Die Riepsbek ist ein Bach im mittleren Kreis Stormarn.

Lage

Die Riepsbek entspringt in Steinburg am Ostrand des Schattredders. Sie fließt zunächst nach Süden, biegt dann nach Westen ab und begleitet den Waldrand bis zum Radwanderweg. Der Wasserlauf unterquert diese Trasse und mündet kurz danach in den Köllerteich. Er verlässt den Teich an dessen Südspitze, unterquert die Landesstraße 92 und fließt nach Süden an Dwerkaten vorbei bis zur Bundesautobahn 21. Nach deren Unterquerung fließt die Riepsbek nach Südwesten durch das Naturschutzgebiet Kranika. Sie mündet in den Lütjensee, verlässt ihn bei Seebergen und fließt durch mehrere Teiche nach Südosten. Dann unterquert der Wasserlauf erneut die Bundesautobahn 21 und mündet in den Drahtteich, den er in Richtung Süden verlässt.
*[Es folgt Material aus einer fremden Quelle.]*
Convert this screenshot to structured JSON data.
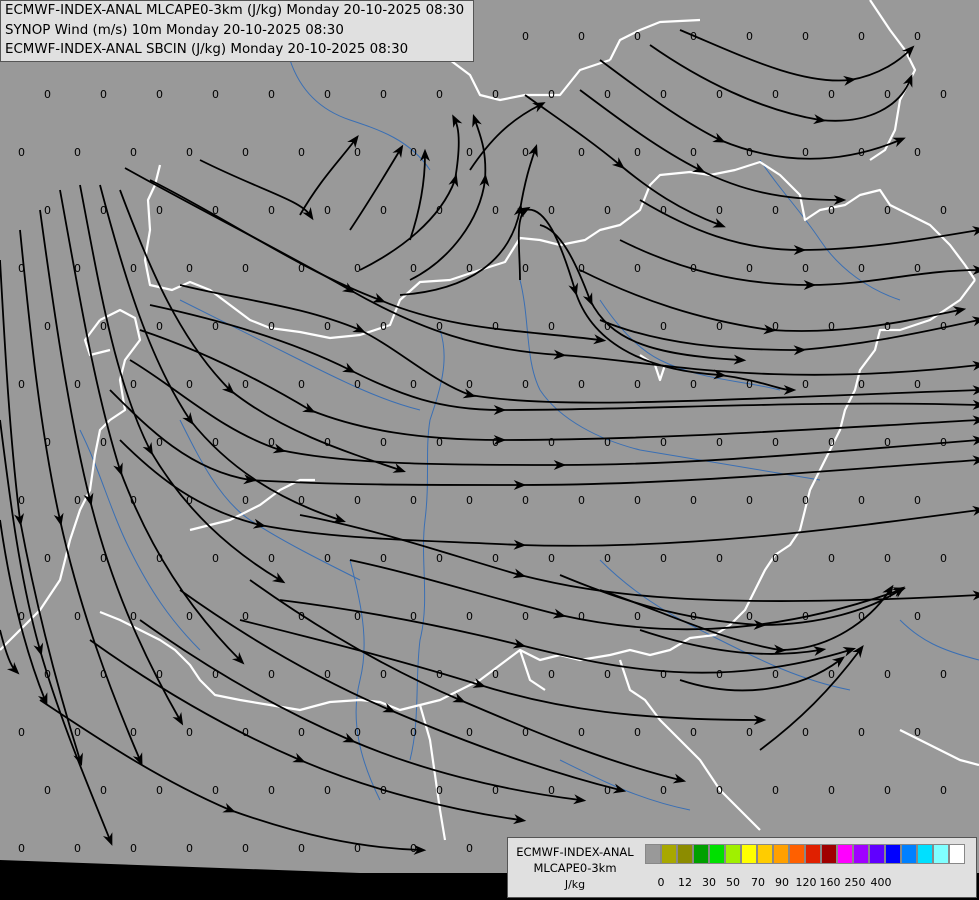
{
  "header": {
    "line1": "ECMWF-INDEX-ANAL MLCAPE0-3km (J/kg) Monday 20-10-2025 08:30",
    "line2": "SYNOP Wind (m/s) 10m Monday 20-10-2025 08:30",
    "line3": "ECMWF-INDEX-ANAL SBCIN (J/kg) Monday 20-10-2025 08:30"
  },
  "map": {
    "background_color": "#999999",
    "border_color": "#ffffff",
    "river_color": "#3a6fb4",
    "streamline_color": "#000000",
    "station_value": "0"
  },
  "legend": {
    "title_line1": "ECMWF-INDEX-ANAL",
    "title_line2": "MLCAPE0-3km",
    "unit": "J/kg",
    "colors": [
      "#999999",
      "#a8a800",
      "#8c8c00",
      "#00a000",
      "#00e000",
      "#a0f000",
      "#ffff00",
      "#ffcc00",
      "#ffa000",
      "#ff6000",
      "#e02000",
      "#a00000",
      "#ff00ff",
      "#a000ff",
      "#6000ff",
      "#0000ff",
      "#0080ff",
      "#00e0ff",
      "#80ffff",
      "#ffffff"
    ],
    "ticks": [
      "0",
      "12",
      "30",
      "50",
      "70",
      "90",
      "120",
      "160",
      "250",
      "400"
    ]
  }
}
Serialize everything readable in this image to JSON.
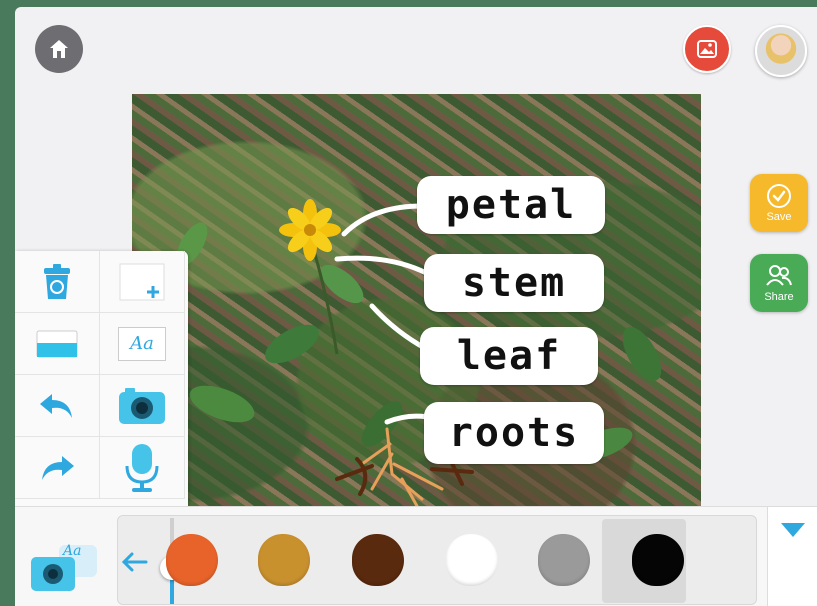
{
  "app": {
    "accent": "#2fa7df",
    "frame_background": "#f1f1f3",
    "outer_background": "#4a7a5c"
  },
  "topbar": {
    "home_icon": "home-icon",
    "gallery_icon": "image-icon",
    "avatar_icon": "user-avatar"
  },
  "canvas": {
    "labels": [
      {
        "text": "petal"
      },
      {
        "text": "stem"
      },
      {
        "text": "leaf"
      },
      {
        "text": "roots"
      }
    ]
  },
  "sidebar": {
    "save_label": "Save",
    "share_label": "Share",
    "save_color": "#f5b92b",
    "share_color": "#4aab57"
  },
  "tools": [
    {
      "name": "trash",
      "icon": "trash-icon"
    },
    {
      "name": "add-page",
      "icon": "add-page-icon"
    },
    {
      "name": "fill",
      "icon": "fill-icon"
    },
    {
      "name": "text",
      "icon": "text-icon",
      "label": "Aa"
    },
    {
      "name": "undo",
      "icon": "undo-icon"
    },
    {
      "name": "camera",
      "icon": "camera-icon"
    },
    {
      "name": "redo",
      "icon": "redo-icon"
    },
    {
      "name": "microphone",
      "icon": "microphone-icon"
    }
  ],
  "bottombar": {
    "logo_label": "Aa",
    "colors": [
      {
        "name": "orange",
        "hex": "#e8632a"
      },
      {
        "name": "tan",
        "hex": "#c9902e"
      },
      {
        "name": "brown",
        "hex": "#5a2a0e"
      },
      {
        "name": "white",
        "hex": "#ffffff"
      },
      {
        "name": "gray",
        "hex": "#9a9a9a"
      },
      {
        "name": "black",
        "hex": "#050505",
        "selected": true
      }
    ],
    "brush_size_fraction": 0.5
  }
}
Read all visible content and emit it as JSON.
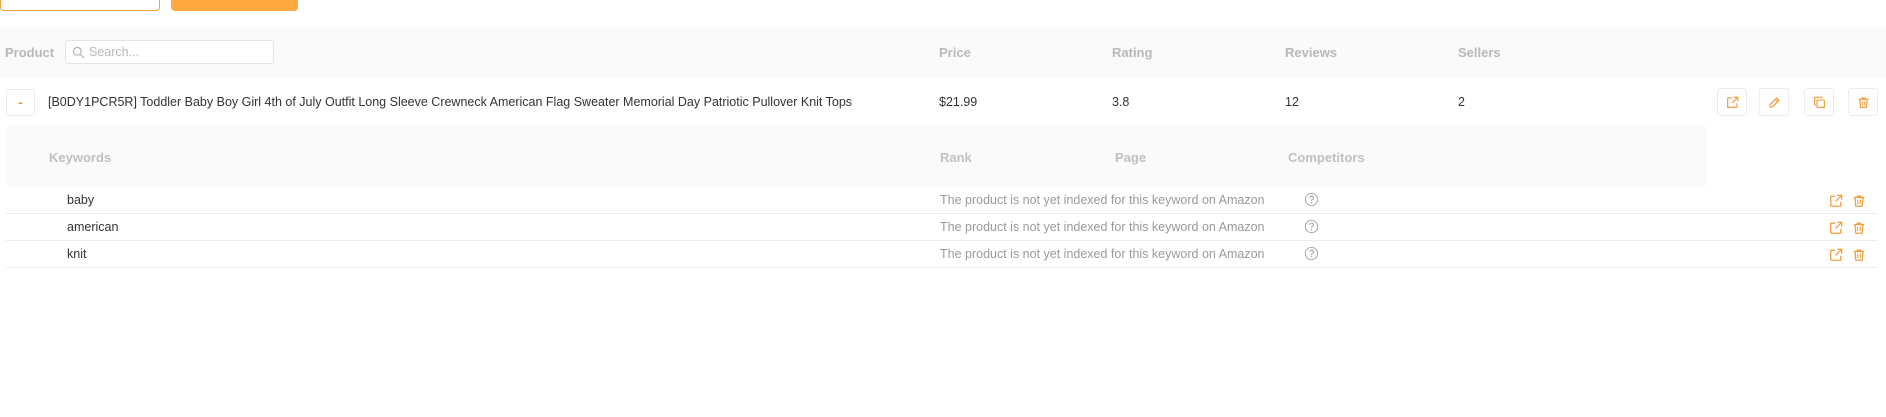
{
  "search": {
    "placeholder": "Search..."
  },
  "columns": {
    "product": "Product",
    "price": "Price",
    "rating": "Rating",
    "reviews": "Reviews",
    "sellers": "Sellers"
  },
  "product": {
    "collapse_symbol": "-",
    "title": "[B0DY1PCR5R] Toddler Baby Boy Girl 4th of July Outfit Long Sleeve Crewneck American Flag Sweater Memorial Day Patriotic Pullover Knit Tops",
    "price": "$21.99",
    "rating": "3.8",
    "reviews": "12",
    "sellers": "2"
  },
  "keyword_columns": {
    "keywords": "Keywords",
    "rank": "Rank",
    "page": "Page",
    "competitors": "Competitors"
  },
  "keywords": [
    {
      "keyword": "baby",
      "status": "The product is not yet indexed for this keyword on Amazon"
    },
    {
      "keyword": "american",
      "status": "The product is not yet indexed for this keyword on Amazon"
    },
    {
      "keyword": "knit",
      "status": "The product is not yet indexed for this keyword on Amazon"
    }
  ],
  "colors": {
    "accent": "#f0a040",
    "accent_fill": "#ffa940",
    "header_bg": "#fafafa",
    "header_text": "#b8b8b8",
    "muted_text": "#9a9a9a"
  },
  "icons": {
    "search": "search-icon",
    "open": "external-link-icon",
    "edit": "pencil-icon",
    "copy": "copy-icon",
    "delete": "trash-icon",
    "help": "help-circle-icon"
  }
}
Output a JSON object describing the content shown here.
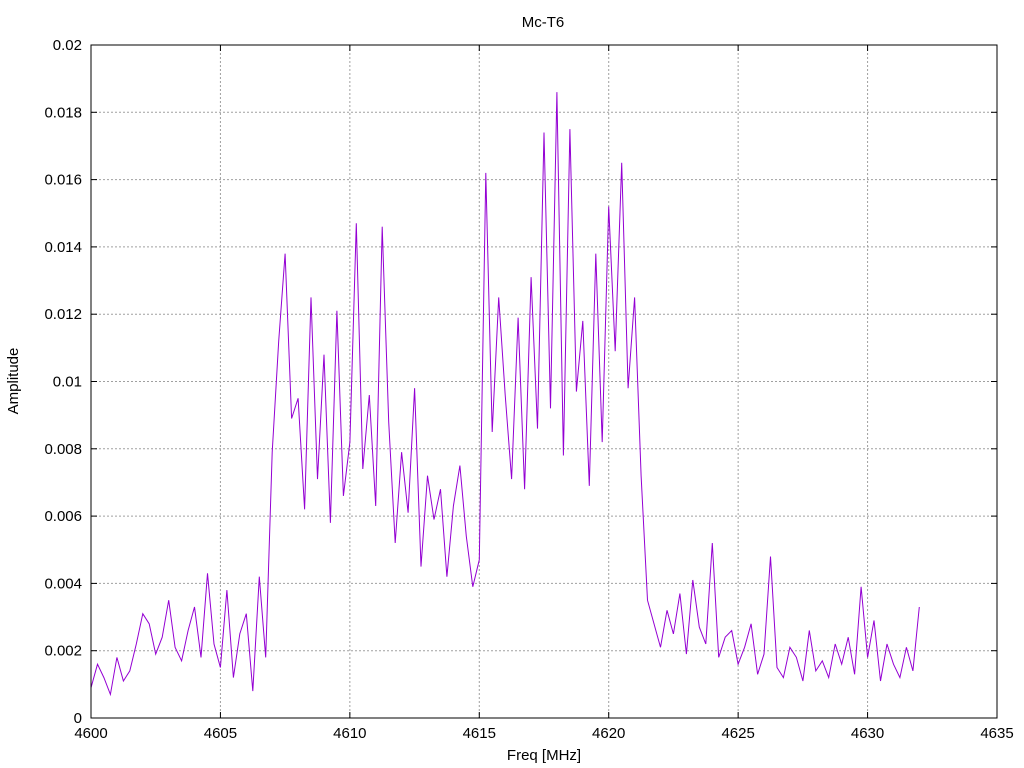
{
  "chart_data": {
    "type": "line",
    "title": "Mc-T6",
    "xlabel": "Freq [MHz]",
    "ylabel": "Amplitude",
    "xlim": [
      4600,
      4635
    ],
    "ylim": [
      0,
      0.02
    ],
    "xticks": [
      4600,
      4605,
      4610,
      4615,
      4620,
      4625,
      4630,
      4635
    ],
    "yticks": [
      0,
      0.002,
      0.004,
      0.006,
      0.008,
      0.01,
      0.012,
      0.014,
      0.016,
      0.018,
      0.02
    ],
    "xtick_labels": [
      "4600",
      "4605",
      "4610",
      "4615",
      "4620",
      "4625",
      "4630",
      "4635"
    ],
    "ytick_labels": [
      "0",
      "0.002",
      "0.004",
      "0.006",
      "0.008",
      "0.01",
      "0.012",
      "0.014",
      "0.016",
      "0.018",
      "0.02"
    ],
    "grid": true,
    "legend": "none",
    "series": [
      {
        "color": "#9400d3",
        "x": [
          4600.0,
          4600.25,
          4600.5,
          4600.75,
          4601.0,
          4601.25,
          4601.5,
          4601.75,
          4602.0,
          4602.25,
          4602.5,
          4602.75,
          4603.0,
          4603.25,
          4603.5,
          4603.75,
          4604.0,
          4604.25,
          4604.5,
          4604.75,
          4605.0,
          4605.25,
          4605.5,
          4605.75,
          4606.0,
          4606.25,
          4606.5,
          4606.75,
          4607.0,
          4607.25,
          4607.5,
          4607.75,
          4608.0,
          4608.25,
          4608.5,
          4608.75,
          4609.0,
          4609.25,
          4609.5,
          4609.75,
          4610.0,
          4610.25,
          4610.5,
          4610.75,
          4611.0,
          4611.25,
          4611.5,
          4611.75,
          4612.0,
          4612.25,
          4612.5,
          4612.75,
          4613.0,
          4613.25,
          4613.5,
          4613.75,
          4614.0,
          4614.25,
          4614.5,
          4614.75,
          4615.0,
          4615.25,
          4615.5,
          4615.75,
          4616.0,
          4616.25,
          4616.5,
          4616.75,
          4617.0,
          4617.25,
          4617.5,
          4617.75,
          4618.0,
          4618.25,
          4618.5,
          4618.75,
          4619.0,
          4619.25,
          4619.5,
          4619.75,
          4620.0,
          4620.25,
          4620.5,
          4620.75,
          4621.0,
          4621.25,
          4621.5,
          4621.75,
          4622.0,
          4622.25,
          4622.5,
          4622.75,
          4623.0,
          4623.25,
          4623.5,
          4623.75,
          4624.0,
          4624.25,
          4624.5,
          4624.75,
          4625.0,
          4625.25,
          4625.5,
          4625.75,
          4626.0,
          4626.25,
          4626.5,
          4626.75,
          4627.0,
          4627.25,
          4627.5,
          4627.75,
          4628.0,
          4628.25,
          4628.5,
          4628.75,
          4629.0,
          4629.25,
          4629.5,
          4629.75,
          4630.0,
          4630.25,
          4630.5,
          4630.75,
          4631.0,
          4631.25,
          4631.5,
          4631.75,
          4632.0
        ],
        "y": [
          0.0009,
          0.0016,
          0.0012,
          0.0007,
          0.0018,
          0.0011,
          0.0014,
          0.0022,
          0.0031,
          0.0028,
          0.0019,
          0.0024,
          0.0035,
          0.0021,
          0.0017,
          0.0026,
          0.0033,
          0.0018,
          0.0043,
          0.0022,
          0.0015,
          0.0038,
          0.0012,
          0.0025,
          0.0031,
          0.0008,
          0.0042,
          0.0018,
          0.0079,
          0.0112,
          0.0138,
          0.0089,
          0.0095,
          0.0062,
          0.0125,
          0.0071,
          0.0108,
          0.0058,
          0.0121,
          0.0066,
          0.0082,
          0.0147,
          0.0074,
          0.0096,
          0.0063,
          0.0146,
          0.0088,
          0.0052,
          0.0079,
          0.0061,
          0.0098,
          0.0045,
          0.0072,
          0.0059,
          0.0068,
          0.0042,
          0.0063,
          0.0075,
          0.0054,
          0.0039,
          0.0047,
          0.0162,
          0.0085,
          0.0125,
          0.0096,
          0.0071,
          0.0119,
          0.0068,
          0.0131,
          0.0086,
          0.0174,
          0.0092,
          0.0186,
          0.0078,
          0.0175,
          0.0097,
          0.0118,
          0.0069,
          0.0138,
          0.0082,
          0.0152,
          0.0109,
          0.0165,
          0.0098,
          0.0125,
          0.0072,
          0.0035,
          0.0028,
          0.0021,
          0.0032,
          0.0025,
          0.0037,
          0.0019,
          0.0041,
          0.0027,
          0.0022,
          0.0052,
          0.0018,
          0.0024,
          0.0026,
          0.0016,
          0.0021,
          0.0028,
          0.0013,
          0.0019,
          0.0048,
          0.0015,
          0.0012,
          0.0021,
          0.0018,
          0.0011,
          0.0026,
          0.0014,
          0.0017,
          0.0012,
          0.0022,
          0.0016,
          0.0024,
          0.0013,
          0.0039,
          0.0018,
          0.0029,
          0.0011,
          0.0022,
          0.0016,
          0.0012,
          0.0021,
          0.0014,
          0.0033
        ]
      }
    ]
  }
}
Im Naturschutzgebiet Mühlenbachtal bei Trittau mündet die Riepsbek in den Trittauer Mühlenbach.

Geschichte

Das Tal der Riepsbek entstand nach dem Ende der letzten Eiszeit in der Endmoränenlandschaft. Durch Absenkung des Wasserspiegels im Lütjensee im 18. Jh. fiel die Niederung Kranika trocken. Die Riepsbek wurde später auf ganzer Länge begradigt und vertieft. In diesem Zusammenhang fielen viele Grünlandflächen in Ufernähe brach. Röhrichte, Seggenrieder und Erlenbruchwald breiteten sich aus.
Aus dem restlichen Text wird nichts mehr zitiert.